When you boil it down, I suppose there’s not all that much to it. It’s just a nice bit of sculptural design for the head and helmet assembly. The thing that probably sells the alien and makes him memorable is the built-in up-lighting they included in his helmet, so he carried “drama” with him wherever he went. Others’ mileage may vary, but the visual was striking enough to lodge in my head at least. It’s a good example of making very effective use of what was probably a limited production budget.
So here’s my shot at the Man from Planet X. I saw it as a chance to play around with some dramatic lighting and black-spotting. It’s a bit of an experiment, in that I tried to ink it the way Milton Caniff and Noel Sickles used to do: banging in all my blacks first with a brush (scary!), then going back in with pen where it still needed it. I do like the whole “lost edges” effect that working this way helps to achieve.

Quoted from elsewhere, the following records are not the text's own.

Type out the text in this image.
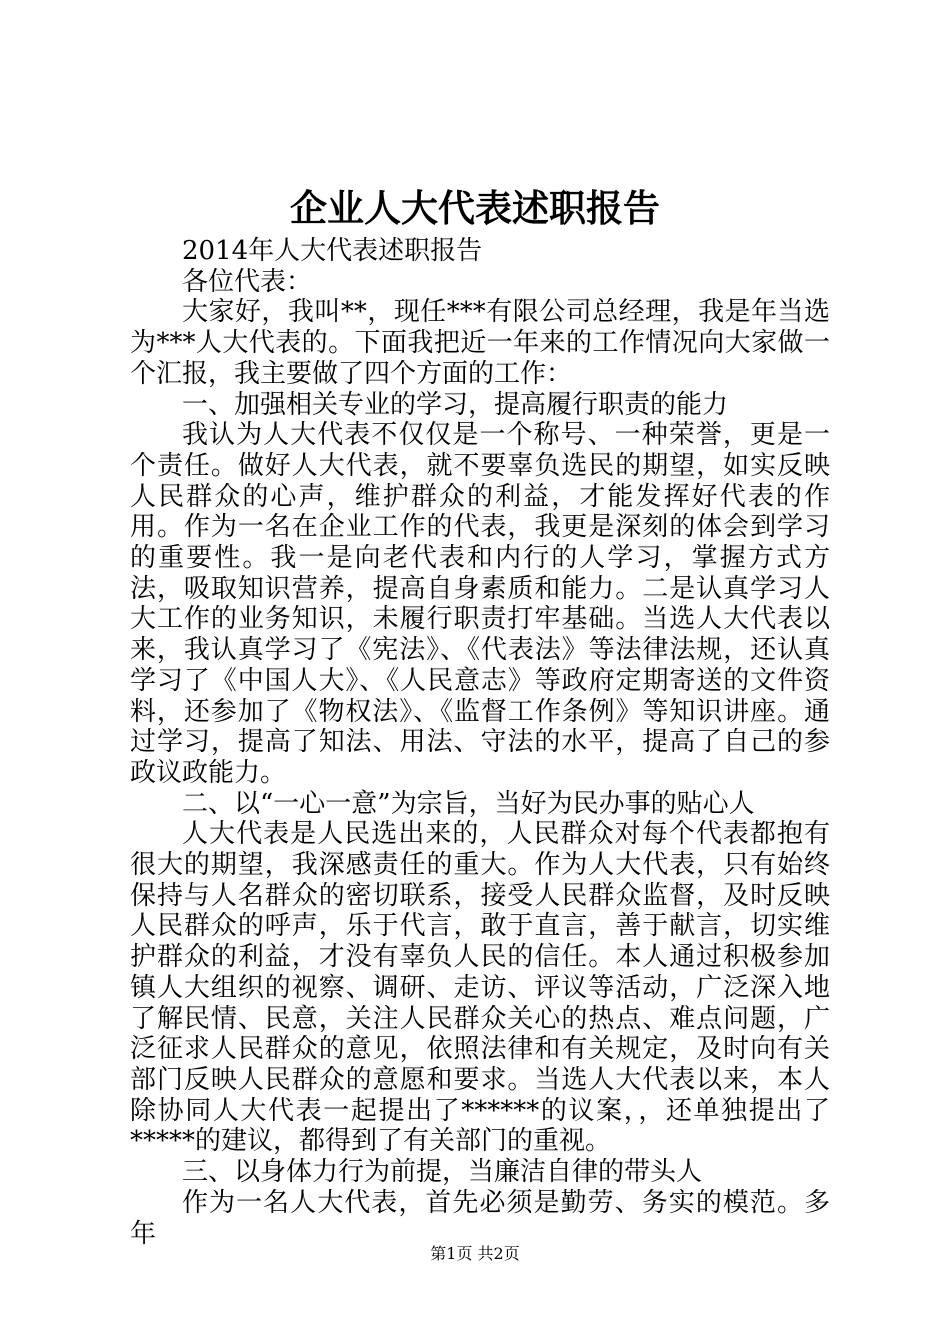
企业人大代表述职报告

2014年人大代表述职报告

各位代表：

大家好，我叫**，现任***有限公司总经理，我是年当选为***人大代表的。下面我把近一年来的工作情况向大家做一个汇报，我主要做了四个方面的工作：

一、加强相关专业的学习，提高履行职责的能力

我认为人大代表不仅仅是一个称号、一种荣誉，更是一个责任。做好人大代表，就不要辜负选民的期望，如实反映人民群众的心声，维护群众的利益，才能发挥好代表的作用。作为一名在企业工作的代表，我更是深刻的体会到学习的重要性。我一是向老代表和内行的人学习，掌握方式方法，吸取知识营养，提高自身素质和能力。二是认真学习人大工作的业务知识，未履行职责打牢基础。当选人大代表以来，我认真学习了《宪法》、《代表法》等法律法规，还认真学习了《中国人大》、《人民意志》等政府定期寄送的文件资料，还参加了《物权法》、《监督工作条例》等知识讲座。通过学习，提高了知法、用法、守法的水平，提高了自己的参政议政能力。

二、以“一心一意”为宗旨，当好为民办事的贴心人

人大代表是人民选出来的，人民群众对每个代表都抱有很大的期望，我深感责任的重大。作为人大代表，只有始终保持与人名群众的密切联系，接受人民群众监督，及时反映人民群众的呼声，乐于代言，敢于直言，善于献言，切实维护群众的利益，才没有辜负人民的信任。本人通过积极参加镇人大组织的视察、调研、走访、评议等活动，广泛深入地了解民情、民意，关注人民群众关心的热点、难点问题，广泛征求人民群众的意见，依照法律和有关规定，及时向有关部门反映人民群众的意愿和要求。当选人大代表以来，本人除协同人大代表一起提出了******的议案，，还单独提出了*****的建议，都得到了有关部门的重视。

三、以身体力行为前提，当廉洁自律的带头人

作为一名人大代表，首先必须是勤劳、务实的模范。多年

第1页 共2页
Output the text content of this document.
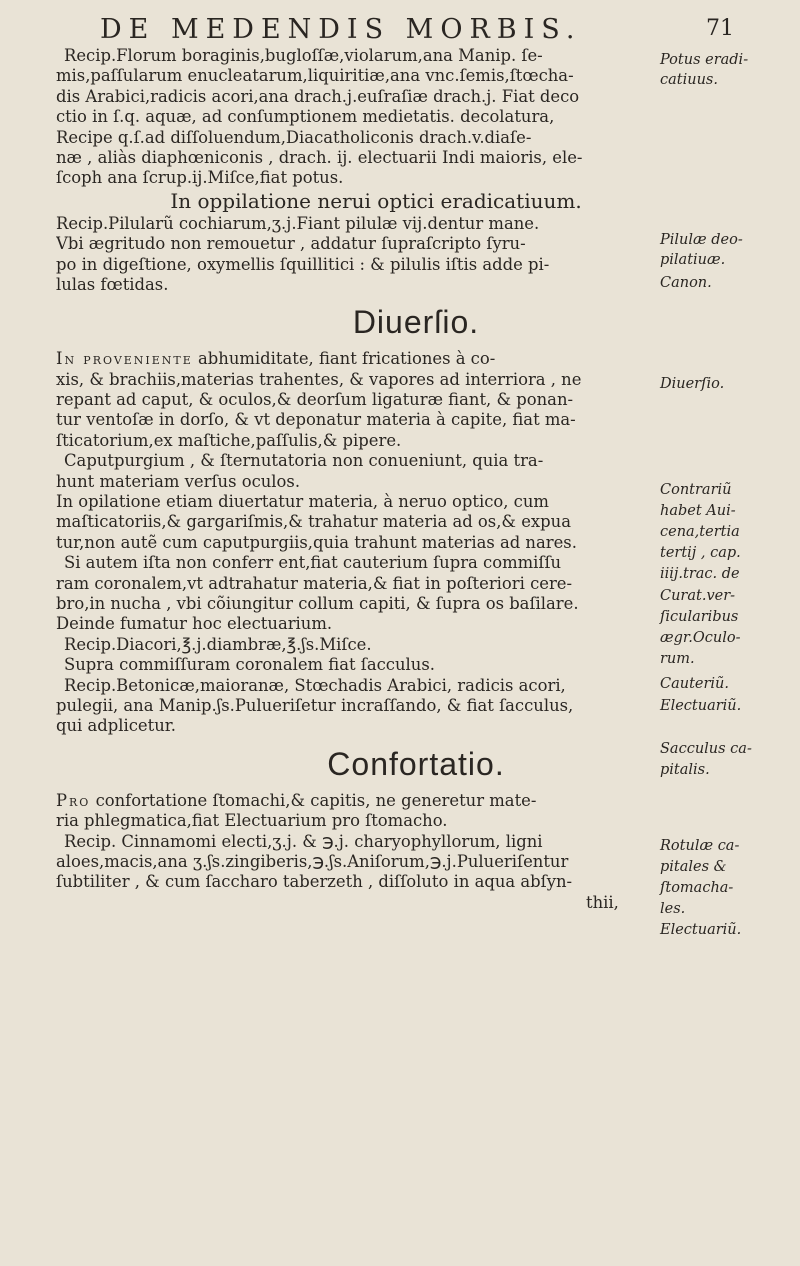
DE MEDENDIS MORBIS.	71
Recip.Florum boraginis,bugloſſæ,violarum,ana Manip. ſe-
mis,paſſularum enucleatarum,liquiritiæ,ana vnc.ſemis,ſtœcha-
dis Arabici,radicis acori,ana drach.j.euſraſiæ drach.j. Fiat deco
ctio in ſ.q. aquæ, ad conſumptionem medietatis. decolatura,
Recipe q.ſ.ad diſſoluendum,Diacatholiconis drach.v.diaſe-
næ , aliàs diaphœniconis , drach. ij. electuarii Indi maioris, ele-
ſcoph ana ſcrup.ij.Miſce,fiat potus.
In oppilatione nerui optici eradicatiuum.
Recip.Pilularũ cochiarum,ʒ.j.Fiant pilulæ vij.dentur mane.
Vbi ægritudo non remouetur , addatur ſupraſcripto ſyru-
po in digeſtione, oxymellis ſquillitici : & pilulis iſtis adde pi-
lulas fœtidas.
Diuerſio.
In proveniente abhumiditate, fiant fricationes à co-
xis, & brachiis,materias trahentes, & vapores ad interriora , ne
repant ad caput, & oculos,& deorſum ligaturæ fiant, & ponan-
tur ventoſæ in dorſo, & vt deponatur materia à capite, fiat ma-
ſticatorium,ex maſtiche,paſſulis,& pipere.
Caputpurgium , & ſternutatoria non conueniunt, quia tra-
hunt materiam verſus oculos.
In opilatione etiam diuertatur materia, à neruo optico, cum
maſticatoriis,& gargariſmis,& trahatur materia ad os,& expua
tur,non autẽ cum caputpurgiis,quia trahunt materias ad nares.
Si autem iſta non conferr ent,fiat cauterium ſupra commiſſu
ram coronalem,vt adtrahatur materia,& fiat in poſteriori cere-
bro,in nucha , vbi cõiungitur collum capiti, & ſupra os baſilare.
Deinde fumatur hoc electuarium.
Recip.Diacori,℥.j.diambræ,℥.ʃs.Miſce.
Supra commiſſuram coronalem fiat ſacculus.
Recip.Betonicæ,maioranæ, Stœchadis Arabici, radicis acori,
pulegii, ana Manip.ʃs.Pulueriſetur incraſſando, & fiat ſacculus,
qui adplicetur.
Confortatio.
Pro confortatione ſtomachi,& capitis, ne generetur mate-
ria phlegmatica,fiat Electuarium pro ſtomacho.
Recip. Cinnamomi electi,ʒ.j. & ℈.j. charyophyllorum, ligni
aloes,macis,ana ʒ.ʃs.zingiberis,℈.ʃs.Aniſorum,℈.j.Pulueriſentur
ſubtiliter , & cum ſaccharo taberzeth , diſſoluto in aqua abſyn-
thii,
Potus eradi-
catiuus.
Pilulæ deo-
pilatiuæ.
Canon.
Diuerſio.
Contrariũ
habet Aui-
cena,tertia
tertij , cap.
iiij.trac. de
Curat.ver-
ſicularibus
ægr.Oculo-
rum.
Cauteriũ.
Electuariũ.
Sacculus ca-
pitalis.
Rotulæ ca-
pitales &
ſtomacha-
les.
Electuariũ.
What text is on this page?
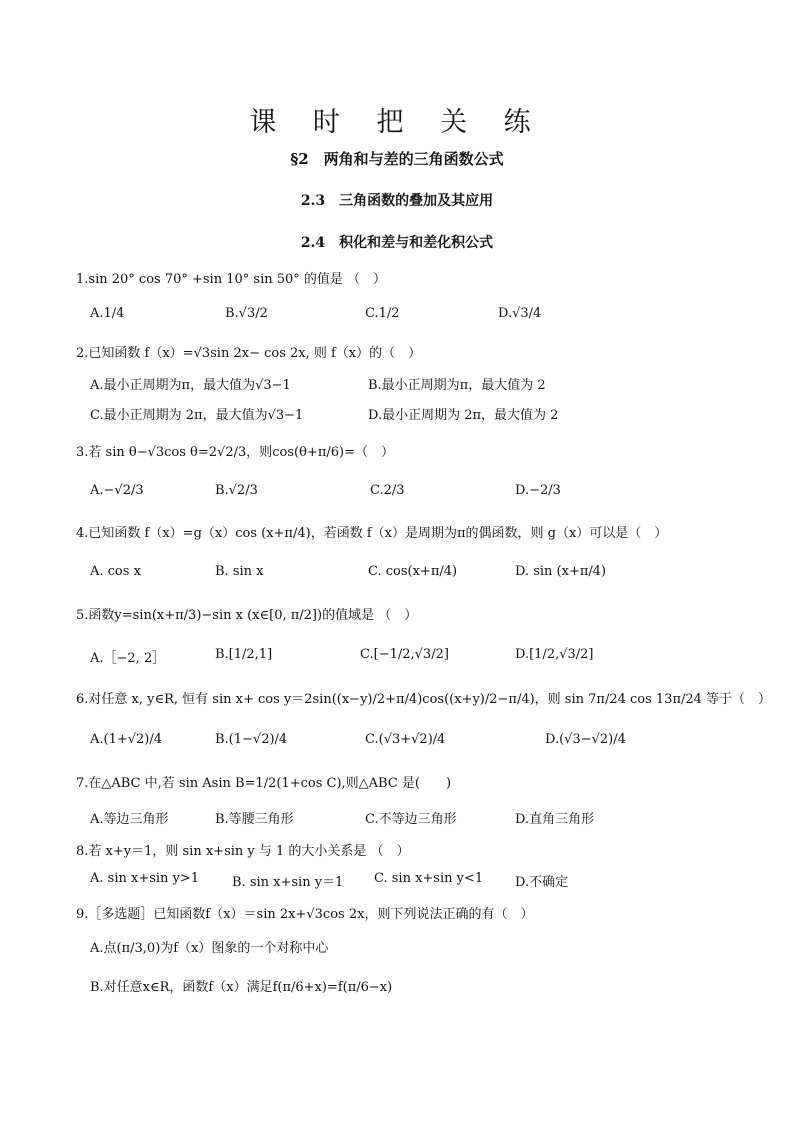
课 时 把 关 练
§2　两角和与差的三角函数公式
2.3　三角函数的叠加及其应用
2.4　积化和差与和差化积公式
1.sin 20° cos 70° +sin 10° sin 50° 的值是 （　）
A.1/4	B.√3/2	C.1/2	D.√3/4
2.已知函数 f（x）=√3sin 2x− cos 2x, 则 f（x）的（　）
A.最小正周期为π，最大值为√3−1	B.最小正周期为π，最大值为 2
C.最小正周期为 2π，最大值为√3−1	D.最小正周期为 2π，最大值为 2
3.若 sin θ−√3cos θ=2√2/3，则cos(θ+π/6)=（　）
A.−√2/3	B.√2/3	C.2/3	D.−2/3
4.已知函数 f（x）=g（x）cos (x+π/4)，若函数 f（x）是周期为π的偶函数，则 g（x）可以是（　）
A. cos x	B. sin x	C. cos(x+π/4)	D. sin (x+π/4)
5.函数y=sin(x+π/3)−sin x (x∈[0, π/2])的值域是 （　）
A.［−2, 2］	B.[1/2,1]	C.[−1/2,√3/2]	D.[1/2,√3/2]
6.对任意 x, y∈R, 恒有 sin x+ cos y＝2sin((x−y)/2+π/4)cos((x+y)/2−π/4)，则 sin 7π/24 cos 13π/24 等于（　）
A.(1+√2)/4	B.(1−√2)/4	C.(√3+√2)/4	D.(√3−√2)/4
7.在△ABC 中,若 sin Asin B=1/2(1+cos C),则△ABC 是(　　)
A.等边三角形	B.等腰三角形	C.不等边三角形	D.直角三角形
8.若 x+y＝1，则 sin x+sin y 与 1 的大小关系是 （　）
A. sin x+sin y>1	B. sin x+sin y＝1 C. sin x+sin y<1 D.不确定
9.［多选题］已知函数f（x）＝sin 2x+√3cos 2x，则下列说法正确的有（　）
A.点(π/3,0)为f（x）图象的一个对称中心
B.对任意x∈R，函数f（x）满足f(π/6+x)=f(π/6−x)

This scene didn’t exactly happen this way in the movie, but so what? It’s my blog, and I can draw what I want! And anyway, it seems a reasonably appropriate image for Halloween.
One last thing here, a bit of trivia: the female lead in the film was Margaret Field, the mother of Sally Field. I don’t know if anything like that would ever come up in a game of Trivial Pursuit or not, but if so, don’t say I never did anything for you!
UPDATE: FCA Editor P.C. Hamerlinck made me aware of the fact Fawcett had actually published a comic adapting this movie, with art by Kurt Schaffenberger, and that you can check out a b/w UK reprint of it here. Interesting to see Schaffenberger take his art in a different direction from what we’re used to seeing him do, and to note that there are places in the comic where they diverged from the movie! Thanks Paul!